The militants came in waves, sending suicide bombers when their ammunition grew scarce. Mohamed said that eight of his friends had died and that he almost did, too, when a mortar shell struck his Humvee. When militants singled him out as a target for assassination, forcing him to flee, it was almost a relief.
“I’m tired,” he said. “Everyone is tired.”
The government has played down the scale of the crisis, in part by registering soldiers as “missing” rather than as deserters. Officials also blamed the problem on unrelated issues — saying, for instance, that soldiers were not returning from home leave, but only because roads leading to the battlefields had become unsafe.
Lt. Gen. Rashid Fleih, the commander of operations in Anbar Province, said last week that recent successes by the army in clearing several highways would resolve that issue. “Now the soldier who is on leave can go back to his unit without any problems,” he said. After the defeat in Mosul, though, the crisis could not be so easily brushed away. For the first time on Tuesday, the government publicly invoked the law forbidding desertions, threatening harsh punishments, including the death penalty, according to a media adviser for the prime minister, Nuri Kamal al-Maliki.
The government, though, seemed to have limited leverage. In interviews, several deserters cited the ferocity of the battle as their primary reason for leaving. They spoke of nerve-racking patrols in remote areas or in contested cities, surrounded, at times, by hostile residents. They searched booby-trapped houses and traveled roads full of bombs. Most terrifying, though, they said, were the snipers.
Their stories added detail to the brutal shadowy war between the militants and the army — the latest trauma for a country still reeling from the American invasion and occupation and the sectarian civil war that followed.
Some soldiers said their families begged them to leave the service. One 25-year-old deserter said his mother was so terrified of the fighting that she burned his uniform every time he returned home on leave.
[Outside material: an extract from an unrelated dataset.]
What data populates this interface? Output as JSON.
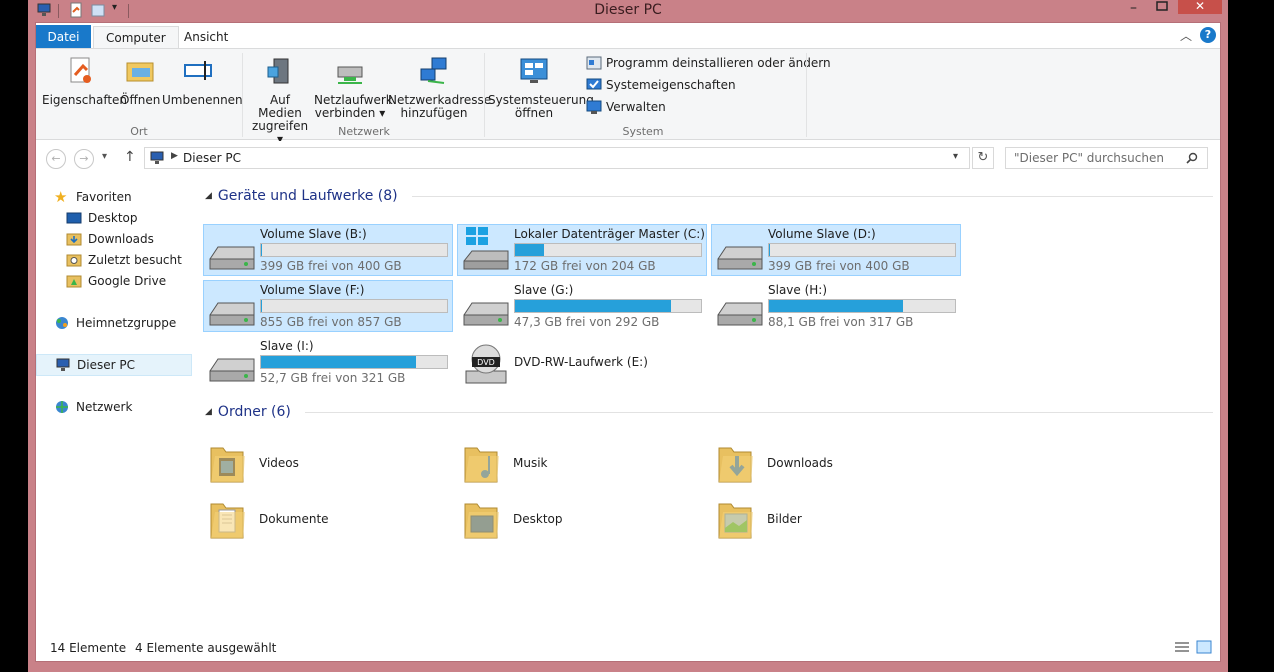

Two months ago, he said she raised the stakes, threatening to kill herself if he returned to his unit.
“We lost so many troops — I lost three or four of my friends,” said the former soldier, who was sent straight to the front line in Falluja after basic training. “The fighting was so fierce.”
The desertions threaten to transform Iraq’s vicious conflict into something even more dangerous, by starving the government of fighters as it struggles to recapture lost territory: in Falluja, which was taken over by the militants six months ago, and now in Mosul. With fewer men to face the militants, the army is relying on artillery and airstrikes — including, human rights workers say, the use of indiscriminate barrel bombs — increasing the risks to civilians.
As the army falters, Shiite militias are also playing a growing role in the conflict, nudged toward the fight by the government of Mr. Maliki. As the militiamen face radical Sunni jihadists, the threat of a wider sectarian conflagration grows.
The desertions of men like Mr. Halbousi — a Sunni in an army dominated by Shiites, the majority sect in Iraq — is another dangerous development. “It reinforces the sectarian polarization,” said Hayder al-Khoei, an Iraqi researcher and associate fellow with Chatham House, a policy research group in London.
So did the government’s statements, with its “not so subtle references to a religious war”— an echo of the jihadists’ sectarian speech, Mr. Khoei said.
But above all, the soldiers — young men from southern Iraq, or the outskirts of Baghdad, who joined the service for its relatively good salary — felt “abandoned,” Mr. Khoei said.
“They are thrown into this fire,” he said. “It’s a nightmare.”